Come riportaIl Giorno, che ha trattato la vicenda, Elisabetta aveva firmato un contratto annuale, a partire dal marzo 2013, per una cifra di 110 mila euro, con il marchio Lormar, il quale ha utilizzato la sua immagine per cataloghi, pagine pubblicitarie e, ovviamente, su Internet.

Il problema è nato quando il brand ha continuato a usare la linea Eli anche dopo l’esaurimento delle scorte del materiale pubblicitario, tagliando letteralmente il volto della testimonial d’eccezione, pensando in questo modo di non renderla riconoscibile.

Per riuscire meglio nell’impresa, la Lormar ha persino cancellato i tatuaggi che la Canalis ha sulle braccia.

Peccato che lo stratagemma non sia andato a buon fine, che Elisabetta si sia ovviamente riconosciuta e abbia deciso di citare in giudizio l’azienda, che ha perso la causa.

Adesso, quindi, secondo quanto stabilito dal Tribunale di Milano, la Lormar dovrà sborsare un risarcimento di 130 mila euro a titolo di danno patrimoniale per lo sfruttamento d’immagine, cui si aggiunge un ulteriore risarcimento di 30 mila euro come danno morale per l’ “abusiva manipolazione d’immagine”.

L’azienda emiliana ha provato a difendersi, spiegando che quelle erano “Mere immagini tecniche nelle quali la modella ritratta è stata resa irriconoscibile”, ma il collegio giudicante, con presidente Claudio Marangoni, a latere Alessandra Dal Moro, ha dato torto alla Lormar, sostenendo che la Canalis sia stata trattata “alla stregua di un manichino“, e che “non è credibile che la scelta del nome Eli sia stata del tutto ‘casuale’ e dettata dalla difficoltà di reperire altri nomi femminili da associare“.

Inoltre, continuano le motivazioni del verdetto, “la manipolazione delle foto mediante il taglio del volto (tranne la bocca, i capelli e parte del viso) e l’eliminazione di quelle caratteristiche impresse permanentemente sul corpo (i tatuaggi) con l’intenzione di darsi un’identità specifica e unica costituiscono un atto gravemente abusivo dell’immagine della persona“.

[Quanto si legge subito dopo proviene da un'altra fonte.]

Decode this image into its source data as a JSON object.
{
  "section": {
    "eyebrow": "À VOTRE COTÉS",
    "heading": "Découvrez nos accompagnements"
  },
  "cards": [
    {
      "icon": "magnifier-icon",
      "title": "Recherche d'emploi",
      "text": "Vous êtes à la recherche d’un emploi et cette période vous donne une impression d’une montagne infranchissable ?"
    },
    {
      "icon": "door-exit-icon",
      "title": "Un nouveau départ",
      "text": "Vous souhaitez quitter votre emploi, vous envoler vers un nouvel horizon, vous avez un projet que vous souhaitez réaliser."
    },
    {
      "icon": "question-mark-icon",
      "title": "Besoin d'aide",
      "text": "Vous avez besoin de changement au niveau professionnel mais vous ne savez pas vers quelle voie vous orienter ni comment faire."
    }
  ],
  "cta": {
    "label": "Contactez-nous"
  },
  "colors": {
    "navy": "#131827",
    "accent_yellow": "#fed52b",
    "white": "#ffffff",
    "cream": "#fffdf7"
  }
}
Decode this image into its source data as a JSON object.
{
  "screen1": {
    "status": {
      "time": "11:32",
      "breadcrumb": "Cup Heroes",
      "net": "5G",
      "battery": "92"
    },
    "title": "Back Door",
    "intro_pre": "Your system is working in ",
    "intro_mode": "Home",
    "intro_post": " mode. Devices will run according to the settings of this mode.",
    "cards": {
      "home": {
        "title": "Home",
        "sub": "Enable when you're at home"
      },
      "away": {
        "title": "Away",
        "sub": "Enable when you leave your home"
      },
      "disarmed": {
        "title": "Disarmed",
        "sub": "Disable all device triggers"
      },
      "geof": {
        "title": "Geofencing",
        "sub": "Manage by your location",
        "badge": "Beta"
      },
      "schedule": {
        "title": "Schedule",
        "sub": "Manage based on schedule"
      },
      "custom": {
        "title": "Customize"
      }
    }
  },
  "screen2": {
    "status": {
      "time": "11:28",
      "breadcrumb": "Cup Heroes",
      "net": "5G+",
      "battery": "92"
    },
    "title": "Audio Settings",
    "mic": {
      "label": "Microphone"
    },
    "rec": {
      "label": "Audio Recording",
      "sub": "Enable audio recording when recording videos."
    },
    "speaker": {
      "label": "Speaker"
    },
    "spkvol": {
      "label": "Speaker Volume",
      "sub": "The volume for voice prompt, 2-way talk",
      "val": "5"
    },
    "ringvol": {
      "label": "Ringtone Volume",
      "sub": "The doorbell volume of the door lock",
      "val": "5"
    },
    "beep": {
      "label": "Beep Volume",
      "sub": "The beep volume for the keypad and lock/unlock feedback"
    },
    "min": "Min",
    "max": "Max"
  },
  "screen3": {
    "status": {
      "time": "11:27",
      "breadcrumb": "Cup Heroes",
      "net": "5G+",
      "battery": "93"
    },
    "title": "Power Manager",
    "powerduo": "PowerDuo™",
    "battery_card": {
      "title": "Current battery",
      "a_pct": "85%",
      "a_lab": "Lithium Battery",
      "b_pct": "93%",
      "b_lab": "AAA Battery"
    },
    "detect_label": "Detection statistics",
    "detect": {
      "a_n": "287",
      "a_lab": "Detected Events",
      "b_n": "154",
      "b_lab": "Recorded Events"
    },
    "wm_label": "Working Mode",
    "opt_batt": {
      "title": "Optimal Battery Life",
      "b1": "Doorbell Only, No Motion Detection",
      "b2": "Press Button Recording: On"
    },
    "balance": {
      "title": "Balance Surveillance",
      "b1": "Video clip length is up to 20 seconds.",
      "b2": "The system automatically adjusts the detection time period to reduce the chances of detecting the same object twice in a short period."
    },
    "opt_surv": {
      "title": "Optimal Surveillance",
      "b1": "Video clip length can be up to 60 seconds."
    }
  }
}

Dello stesso parere anche l’avvocato Gloria Gatti, esperta di diritti d’autore, che intercettata dal Giorno ha commentato la vicenda:

“La manipolazione delle foto mediante il taglio del viso e l’eliminazione delle sue caratteristiche impresse, è un atto molto grave di abuso d’immagine. Sembra un paradosso ma è proprio nell’epoca delle scelte a tempo che il tatuaggio si impone come simbolo del per sempre. La persona così trasforma in maniera permanente il suo corpo“.

Insomma, quando si sceglie un testimonial per sponsorizzare i propri prodotti, si sceglie nella sua interezza. Non è solo un corpo, ma anche un volto. Sicuramente le aziende faranno tesoro di questa sentenza per le occasioni future.